Our educational establishment is very good at making promises, but not very good at keeping them.
Every couple of years, a new initiative is launched to give us hope that things will get better. The initiative is launched amidst great fanfare, agreements are signed, money is exchanged, meetings are held, acronyms are assigned, and for a while the initiative takes on a life of its own.
And then … a new initiative takes its place and the old one, having failed, is then forgotten.
A lot of work is involved in shifting chairs on the deck of the Titanic, and it involves a high degree of inventiveness and creativity to make it look convincing: Non-graded primary classrooms, whole-language instruction, portfolios, the New Math, year-round calendars, numerous federal and state assessment initiatives, school-to-work programs, diversity programs, the list goes on.
They promise smoother sailing, but only end up slowing things down, like barnacles on a ship.
Educational technology is the newest new idea promising to bring about positive change in schools. The only difference is that it is bigger, more all-encompassing, and will probably last a lot longer than other fads, tied-in as it is with broader cultural trends.
We have seen how technology has improved so many other things—communication, travel, industrial productivity; it is hard to imagine how it could not also improve education. Every home now has at least one computer, usually more: Why would not a school benefit from having them too?
Online education, done well, certainly seems to have benefits, particularly for homeschoolers who have no access to a good school.
Computer rooms became a fixture of schools as far back as the 1990s, and many schools now encourage and even require that every child bring an iPad to school.
The argument for this would appear straightforward: With a computer ready at hand, a student can increase his or her educational productivity.

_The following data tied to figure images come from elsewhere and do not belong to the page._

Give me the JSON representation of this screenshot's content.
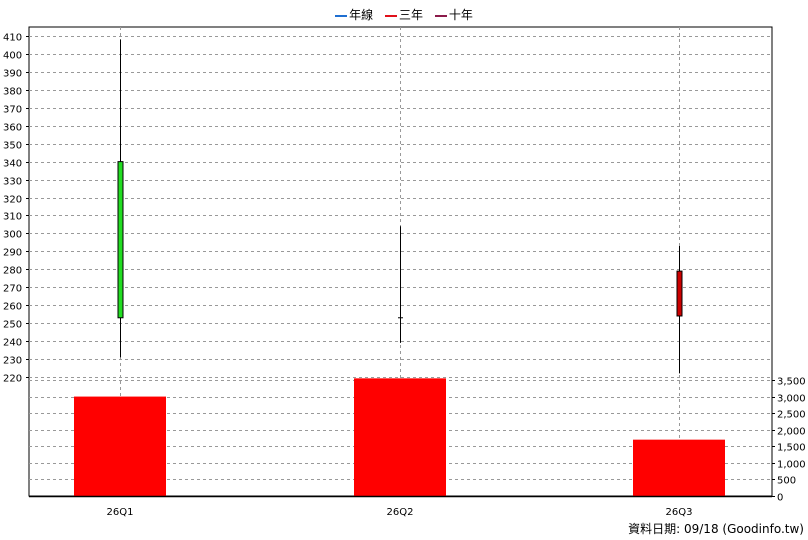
{
  "legend": [
    {
      "label": "年線",
      "color": "#1f6fd1"
    },
    {
      "label": "三年",
      "color": "#e0101a"
    },
    {
      "label": "十年",
      "color": "#8b1a4a"
    }
  ],
  "footer": "資料日期: 09/18  (Goodinfo.tw)",
  "chart_data": {
    "type": "candlestick+bar",
    "categories": [
      "26Q1",
      "26Q2",
      "26Q3"
    ],
    "price": {
      "ylim": [
        220,
        410
      ],
      "ticks": [
        220,
        230,
        240,
        250,
        260,
        270,
        280,
        290,
        300,
        310,
        320,
        330,
        340,
        350,
        360,
        370,
        380,
        390,
        400,
        410
      ],
      "candles": [
        {
          "open": 340,
          "close": 253,
          "high": 408,
          "low": 231,
          "color": "#22dd22"
        },
        {
          "open": 253,
          "close": 253,
          "high": 304,
          "low": 239,
          "color": "#000000"
        },
        {
          "open": 254,
          "close": 279,
          "high": 293,
          "low": 222,
          "color": "#cc0000"
        }
      ]
    },
    "volume": {
      "ylim": [
        0,
        3500
      ],
      "ticks": [
        0,
        500,
        1000,
        1500,
        2000,
        2500,
        3000,
        3500
      ],
      "tick_labels": [
        "0",
        "500",
        "1,000",
        "1,500",
        "2,000",
        "2,500",
        "3,000",
        "3,500"
      ],
      "values": [
        3000,
        3550,
        1700
      ],
      "color": "#ff0000"
    },
    "grid": true
  }
}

A computer makes it easier to write, easier to research, and easier to communicate.
Unfortunately, it also makes it easier to become distracted—and easier to distract others.
According to Todd Oppenheimer, author of The Flickering Mind: The False Promise of Technology in the Classroom and How Learning Can Be Saved, computers in the classroom tend to enhance whatever tendency a child already possesses. If the child is already proficient and productive, then it can make him more proficient and productive. But if the child is inefficient and easily distracted, it will make him even more inefficient and distracted.
Unfortunately, as we all know, most students are not efficient and productive, but quite the opposite. In fact, it is interesting to note how little actual evidence there is that computers in the classroom make education any easier or more effective.
Education technology is like a lot of things: It can be helpful if used wisely, but can make things worse if it is implemented without considering all its consequences.